Today the maiden and I shared a laugh over something that could have turned out much worse. She tripped and fell yesterday…. she isn’t seriously hurt… I saw her moving her arm and ankle that is “sore” so while I’m sure it is tender, I know it is not a serious injury from watching her when she doesn’t know I’m watching.
It seems when she feels like she isn’t getting attention or needs some attention, falling seems to be one of her coping strategies. It causes distraction, reaction and I’m sure sensory input. When I thought what might have caused this fall, I thought it might relate to having to euthanize our 16 year old cat this weekend. Was it her way of trying to reconnect and deal with her sadness. Or did she just trip?
This morning after she got up, we put a bag of frozen peas on her ankle. She said, “What are you going to do with me?”
I said, “I’ll just have to wrap you in bubble wrap.”
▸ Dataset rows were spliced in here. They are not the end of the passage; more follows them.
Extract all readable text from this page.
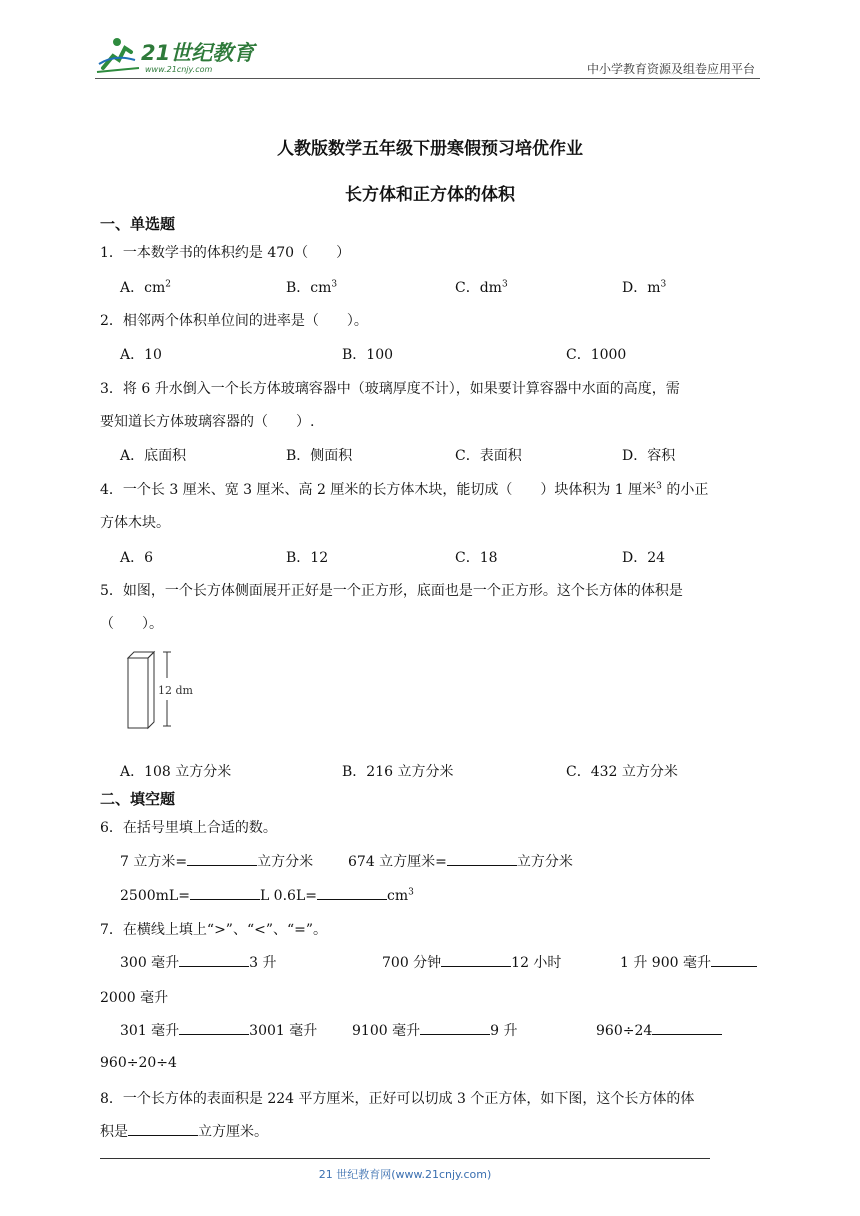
21世纪教育
www.21cnjy.com	中小学教育资源及组卷应用平台
人教版数学五年级下册寒假预习培优作业
长方体和正方体的体积
一、单选题
1．一本数学书的体积约是 470（　　）
A．$cm^2$	B．$cm^3$	C．$dm^3$	D．$m^3$
2．相邻两个体积单位间的进率是（　　）。
A．10	B．100	C．1000
3．将 6 升水倒入一个长方体玻璃容器中（玻璃厚度不计），如果要计算容器中水面的高度，需
要知道长方体玻璃容器的（　　）.
A．底面积	B．侧面积	C．表面积	D．容积
4．一个长 3 厘米、宽 3 厘米、高 2 厘米的长方体木块，能切成（　　）块体积为 1 厘米$^3$ 的小正
方体木块。
A．6	B．12	C．18	D．24
5．如图，一个长方体侧面展开正好是一个正方形，底面也是一个正方形。这个长方体的体积是
（　　）。
12 dm
A．108 立方分米	B．216 立方分米	C．432 立方分米
二、填空题
6．在括号里填上合适的数。
7 立方米=	立方分米 674 立方厘米=	立方分米
2500mL=	L 0.6L=	$cm^3$
7．在横线上填上“>”、“<”、“=”。
300 毫升	3 升	700 分钟	12 小时	1 升 900 毫升
2000 毫升
301 毫升	3001 毫升 9100 毫升	9 升	960÷24
960÷20÷4
8．一个长方体的表面积是 224 平方厘米，正好可以切成 3 个正方体，如下图，这个长方体的体
积是	立方厘米。
21 世纪教育网(www.21cnjy.com)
Her grandma then went to the porch and brought some bubble wrap left over from a recent purchase that was in a bin (to be popped – another way the maiden releases some anxiety) … and I wrapped her up in bubble wrap. We had a laugh. Laughter is good for healing.
She didn’t want a full picture, so here are her legs wrapped.
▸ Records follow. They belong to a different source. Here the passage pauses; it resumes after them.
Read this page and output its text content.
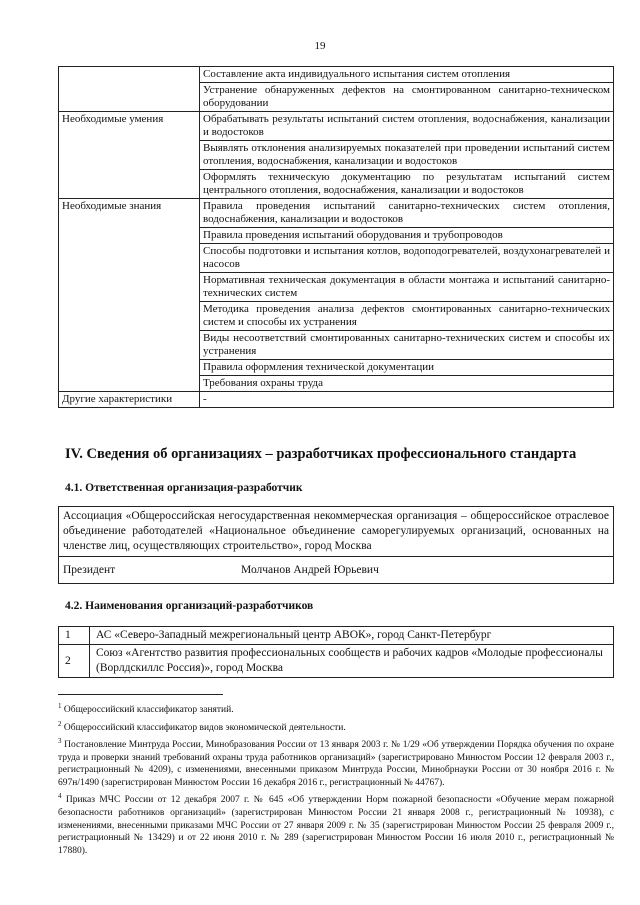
19
	Составление акта индивидуального испытания систем отопления
	Устранение обнаруженных дефектов на смонтированном санитарно-техническом оборудовании
Необходимые умения	Обрабатывать результаты испытаний систем отопления, водоснабжения, канализации и водостоков
	Выявлять отклонения анализируемых показателей при проведении испытаний систем отопления, водоснабжения, канализации и водостоков
	Оформлять техническую документацию по результатам испытаний систем центрального отопления, водоснабжения, канализации и водостоков
Необходимые знания	Правила проведения испытаний санитарно-технических систем отопления, водоснабжения, канализации и водостоков
	Правила проведения испытаний оборудования и трубопроводов
	Способы подготовки и испытания котлов, водоподогревателей, воздухонагревателей и насосов
	Нормативная техническая документация в области монтажа и испытаний санитарно-технических систем
	Методика проведения анализа дефектов смонтированных санитарно-технических систем и способы их устранения
	Виды несоответствий смонтированных санитарно-технических систем и способы их устранения
	Правила оформления технической документации
	Требования охраны труда
Другие характеристики	-
IV. Сведения об организациях – разработчиках профессионального стандарта
4.1. Ответственная организация-разработчик
Ассоциация «Общероссийская негосударственная некоммерческая организация – общероссийское отраслевое объединение работодателей «Национальное объединение саморегулируемых организаций, основанных на членстве лиц, осуществляющих строительство», город Москва
Президент	Молчанов Андрей Юрьевич
4.2. Наименования организаций-разработчиков
1	АС «Северо-Западный межрегиональный центр АВОК», город Санкт-Петербург
2	Союз «Агентство развития профессиональных сообществ и рабочих кадров «Молодые профессионалы (Ворлдскиллс Россия)», город Москва

$^1$ Общероссийский классификатор занятий.

$^2$ Общероссийский классификатор видов экономической деятельности.

$^3$ Постановление Минтруда России, Минобразования России от 13 января 2003 г. № 1/29 «Об утверждении Порядка обучения по охране труда и проверки знаний требований охраны труда работников организаций» (зарегистрировано Минюстом России 12 февраля 2003 г., регистрационный № 4209), с изменениями, внесенными приказом Минтруда России, Минобрнауки России от 30 ноября 2016 г. № 697н/1490 (зарегистрирован Минюстом России 16 декабря 2016 г., регистрационный № 44767).

$^4$ Приказ МЧС России от 12 декабря 2007 г. № 645 «Об утверждении Норм пожарной безопасности «Обучение мерам пожарной безопасности работников организаций» (зарегистрирован Минюстом России 21 января 2008 г., регистрационный № 10938), с изменениями, внесенными приказами МЧС России от 27 января 2009 г. № 35 (зарегистрирован Минюстом России 25 февраля 2009 г., регистрационный № 13429) и от 22 июня 2010 г. № 289 (зарегистрирован Минюстом России 16 июля 2010 г., регистрационный № 17880).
So sometimes we just have to look for and collect the small victories and positives. Because they are as important, if not more, as the large ones. The small victory for us was of course first that the fall was nothing serious, but that we could laugh about it and show our silly side after a very sad weekend.
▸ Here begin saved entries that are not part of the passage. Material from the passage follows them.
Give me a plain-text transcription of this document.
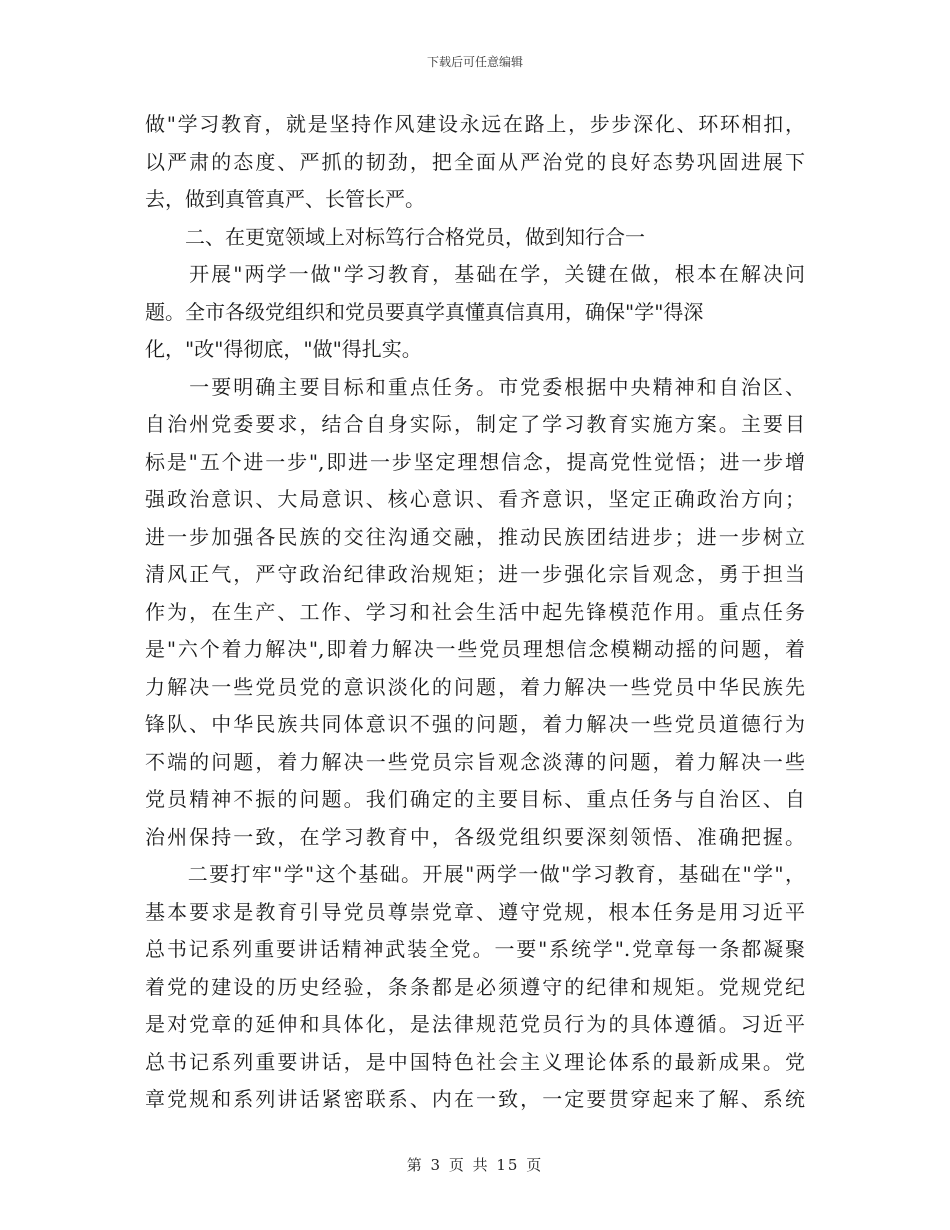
下载后可任意编辑
做"学习教育，就是坚持作风建设永远在路上，步步深化、环环相扣，
以严肃的态度、严抓的韧劲，把全面从严治党的良好态势巩固进展下
去，做到真管真严、长管长严。
　　二、在更宽领域上对标笃行合格党员，做到知行合一
　　开展"两学一做"学习教育，基础在学，关键在做，根本在解决问
题。全市各级党组织和党员要真学真懂真信真用，确保"学"得深
化，"改"得彻底，"做"得扎实。
　　一要明确主要目标和重点任务。市党委根据中央精神和自治区、
自治州党委要求，结合自身实际，制定了学习教育实施方案。主要目
标是"五个进一步",即进一步坚定理想信念，提高党性觉悟；进一步增
强政治意识、大局意识、核心意识、看齐意识，坚定正确政治方向；
进一步加强各民族的交往沟通交融，推动民族团结进步；进一步树立
清风正气，严守政治纪律政治规矩；进一步强化宗旨观念，勇于担当
作为，在生产、工作、学习和社会生活中起先锋模范作用。重点任务
是"六个着力解决",即着力解决一些党员理想信念模糊动摇的问题，着
力解决一些党员党的意识淡化的问题，着力解决一些党员中华民族先
锋队、中华民族共同体意识不强的问题，着力解决一些党员道德行为
不端的问题，着力解决一些党员宗旨观念淡薄的问题，着力解决一些
党员精神不振的问题。我们确定的主要目标、重点任务与自治区、自
治州保持一致，在学习教育中，各级党组织要深刻领悟、准确把握。
　　二要打牢"学"这个基础。开展"两学一做"学习教育，基础在"学"，
基本要求是教育引导党员尊崇党章、遵守党规，根本任务是用习近平
总书记系列重要讲话精神武装全党。一要"系统学".党章每一条都凝聚
着党的建设的历史经验，条条都是必须遵守的纪律和规矩。党规党纪
是对党章的延伸和具体化，是法律规范党员行为的具体遵循。习近平
总书记系列重要讲话，是中国特色社会主义理论体系的最新成果。党
章党规和系列讲话紧密联系、内在一致，一定要贯穿起来了解、系统
第 3 页 共 15 页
What I found was a strange coincidence… today is National Bubble Wrap Day. I kid you not!
“National Bubble Wrap Day (also known as National Bubble Wrap Appreciation Day) on the last Monday in January recognizes a fascinating piece of invention. Today, bubble wrap’s primary purpose is to protect fragile items either in shipping or storage. Of course, people also take enjoyment from popping the bubbles in bubble wrap, too. One way it is suggested to observe the day is to wrap up something in bubble wrap. Or find an old piece and have some fun popping the bubbles.”
So we had another chuckle that we observed National Bubble Wrap day without knowing it!
But there is a message to why I shared this story. Besides the importance of looking for positives, we need to look for and understand our child’s disability and behaviour. The maiden might have just tripped, but sometimes there could be a reason behind her tripping. If it isn’t serious (like happening regularly, which in that case may call for an OT assessment for balance), there is another need that isn’t being met. Where once I used to get frustrated with the falling, now I try to connect with her when it happens. Our kids sometimes need invisible bubble wrap to protect them, sometimes they need it to use as a way to regulate and sometimes it can be a fun way to connect with those you love.
So even if you missed it this year, I’d still put some bubble wrap in your tool box of strategies and mark the last Monday in January for a celebration in 2022.